In the era of fake news and Russian bots, media literacy has become a sparse yet essential skill set. The term fake news has become a household phrase after the 2016 election, yet its definition is a hotly debated topic.

Professor Gerald Powell of the business communication department, who currently teaches a special topics course called Introduction to Mass Media, defines fake news as news that does not have the interest of the people participating in society, and attempts to distract.

According to Mitchell et al.,  four in 10 Americans get their news online while 50 percent of Americans between the ages of 18 and 29 get their news online. Furthermore, only 27 percent in this age group watch TV news while a miniscule 5 percent read newspapers. But online news isn’t always reliable. And given how easy it is to spread information online, this creates a perfect environment for misinformation to thrive. When confronted with any new information, online or otherwise, the consumer of the information must take steps to determine its validity. Otherwise, they inadvertently spread misinformation and become a propaganda piece for potential bad actors.

The National Association of Media Literacy Educators defines media literacy as the ability to access, analyze, evaluate, create and act using all forms of communication.  Powell added, “Media literacy teaches us how to figure out what information is credible and not credible. That is, what information is helping me participate in the country, city, and community I live in.”

Powell made a point to refer to the news audience as consumers, and explained that all purveyors of news are trying to sell their own biases to the audience. “We’re bombarded with 8 million pieces of information per second. A lot of this is happening on a subconscious level. The idea that you’re not consuming is a myth. We (humans) are gluttons for information,” Powell said. In essence, news sources are salesmen, and they target the audience as a potential buyer.

To better understand the purpose behind new information, a media literate person determines the media messages and media effects of information. Media messages are the text and subtext, or the content and its meaning, in within the story and its format. Media effects are how stories influences current trends, and their consequences.

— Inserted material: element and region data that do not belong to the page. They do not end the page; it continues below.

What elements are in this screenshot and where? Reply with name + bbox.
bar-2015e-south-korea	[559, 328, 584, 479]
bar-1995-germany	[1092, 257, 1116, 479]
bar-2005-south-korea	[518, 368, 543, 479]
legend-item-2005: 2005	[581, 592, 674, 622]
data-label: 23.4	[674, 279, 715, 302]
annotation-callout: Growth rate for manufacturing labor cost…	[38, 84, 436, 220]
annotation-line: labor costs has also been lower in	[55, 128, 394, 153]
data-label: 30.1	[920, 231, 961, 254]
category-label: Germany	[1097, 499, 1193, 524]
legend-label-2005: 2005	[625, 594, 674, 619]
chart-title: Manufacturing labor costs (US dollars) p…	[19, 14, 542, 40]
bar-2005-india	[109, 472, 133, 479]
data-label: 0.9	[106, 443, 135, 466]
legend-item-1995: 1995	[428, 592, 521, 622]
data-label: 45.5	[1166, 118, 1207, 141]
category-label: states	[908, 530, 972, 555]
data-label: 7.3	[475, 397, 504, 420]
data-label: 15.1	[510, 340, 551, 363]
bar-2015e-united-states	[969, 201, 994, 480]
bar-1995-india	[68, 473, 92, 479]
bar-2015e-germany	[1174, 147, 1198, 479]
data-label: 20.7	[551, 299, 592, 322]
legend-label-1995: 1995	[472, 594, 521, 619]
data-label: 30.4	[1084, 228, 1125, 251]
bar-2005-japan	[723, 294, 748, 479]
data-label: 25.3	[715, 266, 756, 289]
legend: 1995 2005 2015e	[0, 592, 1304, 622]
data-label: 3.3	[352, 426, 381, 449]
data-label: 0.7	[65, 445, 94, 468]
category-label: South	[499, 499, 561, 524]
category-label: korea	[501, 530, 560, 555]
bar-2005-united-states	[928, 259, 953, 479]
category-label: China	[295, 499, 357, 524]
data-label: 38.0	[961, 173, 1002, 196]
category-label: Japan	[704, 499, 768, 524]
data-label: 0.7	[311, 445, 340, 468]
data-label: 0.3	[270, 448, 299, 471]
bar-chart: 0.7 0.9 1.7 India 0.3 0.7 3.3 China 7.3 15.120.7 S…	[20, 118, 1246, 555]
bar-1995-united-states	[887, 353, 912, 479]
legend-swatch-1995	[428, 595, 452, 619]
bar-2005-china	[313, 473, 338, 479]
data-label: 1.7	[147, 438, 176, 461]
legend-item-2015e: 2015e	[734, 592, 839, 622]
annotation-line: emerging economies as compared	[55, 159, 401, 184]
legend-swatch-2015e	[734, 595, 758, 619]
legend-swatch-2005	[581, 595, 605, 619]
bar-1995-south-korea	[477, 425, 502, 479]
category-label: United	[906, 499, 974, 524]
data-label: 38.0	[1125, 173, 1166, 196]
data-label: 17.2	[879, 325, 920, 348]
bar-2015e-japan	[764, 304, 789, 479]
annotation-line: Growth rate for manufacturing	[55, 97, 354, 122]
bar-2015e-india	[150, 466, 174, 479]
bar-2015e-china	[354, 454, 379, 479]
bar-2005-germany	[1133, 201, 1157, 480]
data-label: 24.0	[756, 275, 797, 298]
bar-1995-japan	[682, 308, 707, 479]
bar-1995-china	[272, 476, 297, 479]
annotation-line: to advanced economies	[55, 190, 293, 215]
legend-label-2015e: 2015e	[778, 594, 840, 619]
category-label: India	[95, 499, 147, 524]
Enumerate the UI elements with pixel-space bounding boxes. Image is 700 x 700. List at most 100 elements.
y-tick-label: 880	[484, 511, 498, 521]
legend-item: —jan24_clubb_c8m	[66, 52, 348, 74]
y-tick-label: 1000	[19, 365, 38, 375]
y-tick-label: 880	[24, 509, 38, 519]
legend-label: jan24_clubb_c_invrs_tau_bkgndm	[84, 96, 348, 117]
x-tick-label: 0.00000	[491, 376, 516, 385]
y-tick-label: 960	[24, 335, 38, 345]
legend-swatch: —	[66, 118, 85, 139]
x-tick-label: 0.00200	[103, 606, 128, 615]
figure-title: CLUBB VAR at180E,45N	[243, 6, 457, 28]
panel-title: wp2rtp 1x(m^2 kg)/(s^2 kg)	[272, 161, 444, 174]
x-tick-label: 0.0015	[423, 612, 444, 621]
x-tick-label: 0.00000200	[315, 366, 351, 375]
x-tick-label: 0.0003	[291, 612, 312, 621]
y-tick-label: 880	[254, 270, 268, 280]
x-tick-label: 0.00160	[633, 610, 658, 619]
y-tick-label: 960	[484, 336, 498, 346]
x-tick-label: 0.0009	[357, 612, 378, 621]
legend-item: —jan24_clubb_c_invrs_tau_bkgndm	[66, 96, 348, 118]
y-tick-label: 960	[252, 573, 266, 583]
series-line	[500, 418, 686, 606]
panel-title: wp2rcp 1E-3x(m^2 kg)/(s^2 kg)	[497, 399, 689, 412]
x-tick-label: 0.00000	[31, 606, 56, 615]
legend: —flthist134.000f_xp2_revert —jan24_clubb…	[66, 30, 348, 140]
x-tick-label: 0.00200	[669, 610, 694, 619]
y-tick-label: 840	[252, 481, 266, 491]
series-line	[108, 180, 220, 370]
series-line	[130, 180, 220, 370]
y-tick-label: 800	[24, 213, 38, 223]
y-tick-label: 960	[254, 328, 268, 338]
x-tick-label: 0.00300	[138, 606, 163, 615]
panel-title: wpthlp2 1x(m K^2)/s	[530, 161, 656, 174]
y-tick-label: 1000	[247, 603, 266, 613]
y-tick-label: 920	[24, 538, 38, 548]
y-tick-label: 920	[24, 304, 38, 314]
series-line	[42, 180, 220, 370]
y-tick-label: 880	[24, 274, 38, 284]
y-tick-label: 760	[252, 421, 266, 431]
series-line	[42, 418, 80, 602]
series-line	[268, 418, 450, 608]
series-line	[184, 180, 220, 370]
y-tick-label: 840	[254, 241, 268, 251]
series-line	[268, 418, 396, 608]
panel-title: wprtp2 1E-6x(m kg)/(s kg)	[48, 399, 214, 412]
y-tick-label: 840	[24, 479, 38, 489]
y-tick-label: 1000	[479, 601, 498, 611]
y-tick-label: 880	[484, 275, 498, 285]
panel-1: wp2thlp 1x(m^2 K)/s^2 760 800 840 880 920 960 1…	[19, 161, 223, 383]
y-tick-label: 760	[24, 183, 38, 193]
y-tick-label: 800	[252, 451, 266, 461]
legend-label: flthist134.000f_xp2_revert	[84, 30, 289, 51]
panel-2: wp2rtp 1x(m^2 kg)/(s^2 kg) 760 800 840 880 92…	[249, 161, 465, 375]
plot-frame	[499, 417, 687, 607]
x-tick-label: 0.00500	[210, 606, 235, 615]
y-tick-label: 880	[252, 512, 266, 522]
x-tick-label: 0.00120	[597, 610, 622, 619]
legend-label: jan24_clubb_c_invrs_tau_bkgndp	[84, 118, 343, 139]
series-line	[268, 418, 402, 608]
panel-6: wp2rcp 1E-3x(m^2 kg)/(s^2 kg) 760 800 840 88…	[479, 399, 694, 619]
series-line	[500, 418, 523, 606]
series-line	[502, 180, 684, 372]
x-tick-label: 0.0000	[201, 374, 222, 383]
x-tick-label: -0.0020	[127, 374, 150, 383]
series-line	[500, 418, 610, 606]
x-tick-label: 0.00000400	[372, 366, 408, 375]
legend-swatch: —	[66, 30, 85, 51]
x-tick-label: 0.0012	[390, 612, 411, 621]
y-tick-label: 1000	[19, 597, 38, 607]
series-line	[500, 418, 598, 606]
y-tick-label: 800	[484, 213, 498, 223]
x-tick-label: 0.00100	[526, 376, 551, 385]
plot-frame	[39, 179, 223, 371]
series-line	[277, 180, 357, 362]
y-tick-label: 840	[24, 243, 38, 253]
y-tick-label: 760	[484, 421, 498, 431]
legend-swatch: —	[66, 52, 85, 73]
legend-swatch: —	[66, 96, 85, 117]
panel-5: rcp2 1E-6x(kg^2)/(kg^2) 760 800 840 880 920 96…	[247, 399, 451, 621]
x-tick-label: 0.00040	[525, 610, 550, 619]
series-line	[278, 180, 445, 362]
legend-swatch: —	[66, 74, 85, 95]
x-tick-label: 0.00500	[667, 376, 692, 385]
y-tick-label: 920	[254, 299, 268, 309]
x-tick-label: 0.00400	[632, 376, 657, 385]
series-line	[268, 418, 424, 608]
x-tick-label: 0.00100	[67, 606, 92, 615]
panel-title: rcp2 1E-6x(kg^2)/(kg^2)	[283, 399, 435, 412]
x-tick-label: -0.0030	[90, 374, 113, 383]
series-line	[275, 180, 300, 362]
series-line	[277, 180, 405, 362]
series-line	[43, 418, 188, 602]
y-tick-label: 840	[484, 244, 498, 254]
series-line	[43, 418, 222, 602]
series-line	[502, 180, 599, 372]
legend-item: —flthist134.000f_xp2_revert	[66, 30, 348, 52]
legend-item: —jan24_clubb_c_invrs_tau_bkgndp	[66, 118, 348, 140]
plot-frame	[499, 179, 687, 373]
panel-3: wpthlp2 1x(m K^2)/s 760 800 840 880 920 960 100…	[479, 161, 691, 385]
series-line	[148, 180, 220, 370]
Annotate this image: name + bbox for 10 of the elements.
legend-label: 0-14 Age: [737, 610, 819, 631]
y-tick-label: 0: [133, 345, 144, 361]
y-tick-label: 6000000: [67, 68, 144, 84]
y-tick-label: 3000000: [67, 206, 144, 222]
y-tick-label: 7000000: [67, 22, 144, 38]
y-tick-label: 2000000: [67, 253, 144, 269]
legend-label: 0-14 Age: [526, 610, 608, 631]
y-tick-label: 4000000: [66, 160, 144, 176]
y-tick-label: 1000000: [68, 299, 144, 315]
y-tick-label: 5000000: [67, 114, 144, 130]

When confronted with new information, whatever form it may take, the consumer should ask themselves the following questions:
1. What information am I being exposed to?
2. Where did this information come from?
3. Why is this information being spread?

According to Gabielkov, Ramachandran, Chaintreau, & Legout,  59 percent of links shared online weren’t opened by the people who shared them. Information cannot be processed without analysis. Regardless of how unbelievable or convincing a title may sound, the entire content must be read and fact checked before believing in it or sharing it.

The next step, identifying where the information originated from, means looking at the source. What sort of information does this source regularly put out? And have they released information which has been debunked in the past? Powell also expressed the importance of checking what advertisements the news source puts out. As Powell put it, “Someone has to pay the bills for the (news) producers. That becomes the backers for the news.”

Finally, the third question demands people to look at why the source is putting out this information. Is this source trying to share information to educate the public? Is the source trying to sway public opinion in a certain direction? Or is this source  speaking on behalf of the entities which pay it to advertise their products on its platform?

These questions can and should be asked of all news sources, be they articles found on Facebook or CNN broadcasts. The information we digest paints our world view, which affects the decisions we make on a daily basis. It is important to understand these design behind media if we want to be free of the influence of bad actors.